Cleaning up sharepoint list for upload to mssql with proper table relationships.
Basically, two dataframes (data, config), both share some common columns (country, business). What I want to do is to insert a new column in datadf where for each row it contains index of matching row in configdf based on values in columns country and business.
dataframe data:
-----|---------|----------|-----
... | Country | Business | ...
-----|---------|----------|-----
| A | 1 |
-----|---------|----------|-----
| A | 1 |
-----|---------|----------|-----
| A | 2 |
-----|---------|----------|-----
| A | 2 |
-----|---------|----------|-----
| B | 1 |
-----|---------|----------|-----
| B | 1 |
-----|---------|----------|-----
| B | 2 |
-----|---------|----------|-----
| C | 1 |
-----|---------|----------|-----
| C | 2 |
-----|---------|----------|-----
dataframe config (ID = index):
----|---------|----------|-----
ID | Country | Business | ...
----|---------|----------|-----
1 | A | 1 |
----|---------|----------|-----
2 | A | 2 |
----|---------|----------|-----
3 | B | 1 |
----|---------|----------|-----
4 | B | 2 |
----|---------|----------|-----
5 | C | 1 |
----|---------|----------|-----
6 | C | 2 |
----|---------|----------|-----
what I want to add to dataframe data:
-----|---------|----------|-----------|-----
... | Country | Business | config_ID | ...
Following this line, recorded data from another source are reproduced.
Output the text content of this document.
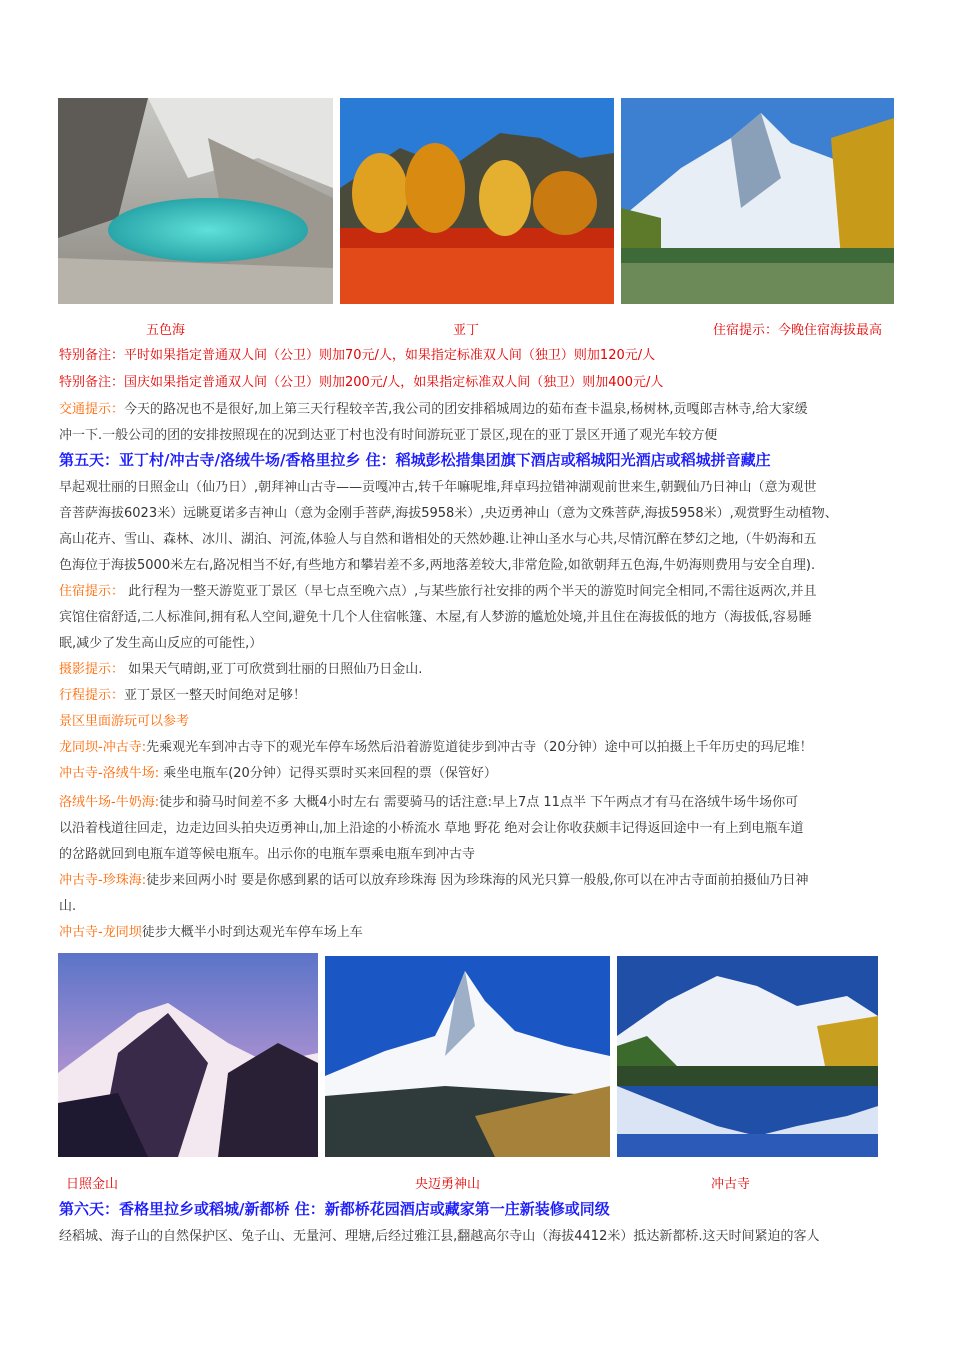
五色海	亚丁	住宿提示：今晚住宿海拔最高
特别备注：平时如果指定普通双人间（公卫）则加70元/人，如果指定标准双人间（独卫）则加120元/人
特别备注：国庆如果指定普通双人间（公卫）则加200元/人，如果指定标准双人间（独卫）则加400元/人
交通提示：今天的路况也不是很好,加上第三天行程较辛苦,我公司的团安排稻城周边的茹布查卡温泉,杨树林,贡嘎郎吉林寺,给大家缓
冲一下.一般公司的团的安排按照现在的况到达亚丁村也没有时间游玩亚丁景区,现在的亚丁景区开通了观光车较方便
第五天：亚丁村/冲古寺/洛绒牛场/香格里拉乡 住：稻城彭松措集团旗下酒店或稻城阳光酒店或稻城拼音藏庄
早起观壮丽的日照金山（仙乃日）,朝拜神山古寺——贡嘎冲古,转千年嘛呢堆,拜卓玛拉错神湖观前世来生,朝觐仙乃日神山（意为观世
音菩萨海拔6023米）远眺夏诺多吉神山（意为金刚手菩萨,海拔5958米）,央迈勇神山（意为文殊菩萨,海拔5958米）,观赏野生动植物、
高山花卉、雪山、森林、冰川、湖泊、河流,体验人与自然和谐相处的天然妙趣.让神山圣水与心共,尽情沉醉在梦幻之地,（牛奶海和五
色海位于海拔5000米左右,路况相当不好,有些地方和攀岩差不多,两地落差较大,非常危险,如欲朝拜五色海,牛奶海则费用与安全自理).
住宿提示： 此行程为一整天游览亚丁景区（早七点至晚六点）,与某些旅行社安排的两个半天的游览时间完全相同,不需往返两次,并且
宾馆住宿舒适,二人标准间,拥有私人空间,避免十几个人住宿帐篷、木屋,有人梦游的尴尬处境,并且住在海拔低的地方（海拔低,容易睡
眠,减少了发生高山反应的可能性,）
摄影提示： 如果天气晴朗,亚丁可欣赏到壮丽的日照仙乃日金山.
行程提示：亚丁景区一整天时间绝对足够！
景区里面游玩可以参考
龙同坝-冲古寺:先乘观光车到冲古寺下的观光车停车场然后沿着游览道徒步到冲古寺（20分钟）途中可以拍摄上千年历史的玛尼堆！
冲古寺-洛绒牛场: 乘坐电瓶车(20分钟）记得买票时买来回程的票（保管好）
洛绒牛场-牛奶海:徒步和骑马时间差不多 大概4小时左右 需要骑马的话注意:早上7点 11点半 下午两点才有马在洛绒牛场牛场你可
以沿着栈道往回走，边走边回头拍央迈勇神山,加上沿途的小桥流水 草地 野花 绝对会让你收获颇丰记得返回途中一有上到电瓶车道
的岔路就回到电瓶车道等候电瓶车。出示你的电瓶车票乘电瓶车到冲古寺
冲古寺-珍珠海:徒步来回两小时 要是你感到累的话可以放弃珍珠海 因为珍珠海的风光只算一般般,你可以在冲古寺面前拍摄仙乃日神
山.
冲古寺-龙同坝徒步大概半小时到达观光车停车场上车
日照金山	央迈勇神山	冲古寺
第六天：香格里拉乡或稻城/新都桥 住：新都桥花园酒店或藏家第一庄新装修或同级
经稻城、海子山的自然保护区、兔子山、无量河、理塘,后经过雅江县,翻越高尔寺山（海拔4412米）抵达新都桥.这天时间紧迫的客人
-----|---------|----------|-----------|-----
| A | 1 | 1 |
-----|---------|----------|-----------|-----
| A | 1 | 1 |
-----|---------|----------|-----------|-----
| A | 2 | 2 |
-----|---------|----------|-----------|-----
| A | 2 | 2 |
-----|---------|----------|-----------|-----
| B | 1 | 3 |
-----|---------|----------|-----------|-----
| B | 1 | 3 |
-----|---------|----------|-----------|-----
| B | 2 | 4 |
-----|---------|----------|-----------|-----
| C | 1 | 5 |
-----|---------|----------|-----------|-----
| C | 2 | 6 |
-----|---------|----------|-----------|-----
----Found something that works----
datadf['config_ID'] = datadf.apply(lambda x: configdf[(configdf.country == x.country) & (configdf.business_unit == x.business_unit)].index[0], axis=1)
It gets the job done, although I am open for other suggestions, especially if it could work with df.insert()